= Cokesbury College =

Defunct college in Maryland, US

Cokesbury College was a college in Abingdon, Maryland, and later Baltimore, Maryland, that existed from 1787 until 1796.

Cokesbury College was founded as the first Methodist college in the United States. Its name was a combination of the names of Thomas Coke and Francis Asbury, who were ordained the first two Methodist bishops in America at the meeting held on Christmas Day, 1784 at which it was also decided to found the college.

In December 1787 a Mr. Heath was inaugurated as the first president of the college. The college opened at that time with three instructors (including Heath) and 25 students. By September 1788 Jacob Hall was appointed the third president of the college. Due to the heavy turnover in both teachers and presidents, Francis Asbury's constant work on finding new people to fill these positions was key to the college continuing to operate. Among the professors at the college was Charles Tait, who later was a U.S. senator from Georgia and a federal judge.

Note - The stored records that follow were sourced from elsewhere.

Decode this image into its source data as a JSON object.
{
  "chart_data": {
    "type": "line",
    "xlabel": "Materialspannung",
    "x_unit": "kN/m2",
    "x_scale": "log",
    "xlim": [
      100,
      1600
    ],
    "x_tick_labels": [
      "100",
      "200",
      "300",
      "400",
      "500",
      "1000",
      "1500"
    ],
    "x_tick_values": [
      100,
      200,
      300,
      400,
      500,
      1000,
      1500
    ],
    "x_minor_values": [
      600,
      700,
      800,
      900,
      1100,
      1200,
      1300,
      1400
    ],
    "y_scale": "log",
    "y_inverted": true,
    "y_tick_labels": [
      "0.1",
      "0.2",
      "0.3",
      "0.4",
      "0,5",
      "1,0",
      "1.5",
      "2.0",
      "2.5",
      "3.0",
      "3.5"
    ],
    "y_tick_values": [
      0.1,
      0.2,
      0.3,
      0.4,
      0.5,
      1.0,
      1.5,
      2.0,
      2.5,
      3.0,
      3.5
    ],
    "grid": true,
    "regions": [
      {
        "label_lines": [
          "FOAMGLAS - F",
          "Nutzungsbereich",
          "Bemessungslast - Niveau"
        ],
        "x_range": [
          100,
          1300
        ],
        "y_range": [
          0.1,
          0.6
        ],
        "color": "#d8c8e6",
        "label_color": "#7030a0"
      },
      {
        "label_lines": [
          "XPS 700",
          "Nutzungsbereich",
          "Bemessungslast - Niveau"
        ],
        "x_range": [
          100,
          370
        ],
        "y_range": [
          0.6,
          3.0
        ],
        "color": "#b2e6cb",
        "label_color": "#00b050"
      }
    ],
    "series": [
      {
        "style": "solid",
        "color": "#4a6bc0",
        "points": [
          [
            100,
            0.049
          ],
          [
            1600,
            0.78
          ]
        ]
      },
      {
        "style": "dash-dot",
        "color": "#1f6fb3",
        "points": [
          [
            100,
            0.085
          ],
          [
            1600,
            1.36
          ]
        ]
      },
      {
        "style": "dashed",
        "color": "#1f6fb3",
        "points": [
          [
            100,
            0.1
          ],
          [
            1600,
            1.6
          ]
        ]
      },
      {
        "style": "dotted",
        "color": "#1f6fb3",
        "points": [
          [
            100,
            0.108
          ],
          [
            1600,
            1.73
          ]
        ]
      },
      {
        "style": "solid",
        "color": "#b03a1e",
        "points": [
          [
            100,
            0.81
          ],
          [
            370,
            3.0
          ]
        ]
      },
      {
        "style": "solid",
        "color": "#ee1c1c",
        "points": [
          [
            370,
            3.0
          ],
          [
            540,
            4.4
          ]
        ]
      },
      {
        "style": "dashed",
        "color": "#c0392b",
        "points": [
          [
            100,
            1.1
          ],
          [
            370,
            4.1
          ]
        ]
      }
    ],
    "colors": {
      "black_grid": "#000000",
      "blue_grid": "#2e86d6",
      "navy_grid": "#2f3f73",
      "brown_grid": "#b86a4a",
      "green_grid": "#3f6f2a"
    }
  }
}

In December 1788, there was an attempt to burn down the college. However the fire was put out by some of the students before it caused significant damage. In 1794, the college was granted a charter by the state of Maryland. It burned down on 4 December 1795. A large vacant building was then obtained in Baltimore which became the new home of the college. On 4 December 1796, the new college building burned down, and Cokesbury College ceased to exist.

The church that served as the chapel to the college did however survive. Cokesbury United Methodist Church (as it is now known) was first called the Abingdon Methodist Chapel. It was built on land purchased in 1782 from John Paca, the brother of the governor of Maryland. By 1784, it was open for worship.

==Chapel fire==

The original church of 1784, a partially brick, mostly wooden structure, burned in 1896. Immediately, upon its original foundation, the present little brick church was erected. Services were held in the autumn of 1896; concern for the community at no time was interrupted; and the church today serves the needs of the extended Abingdon community. In July 2009 Cokesbury Memorial United Methodist Church welcomed its first full-time Pastor, Frankie Allen Revell.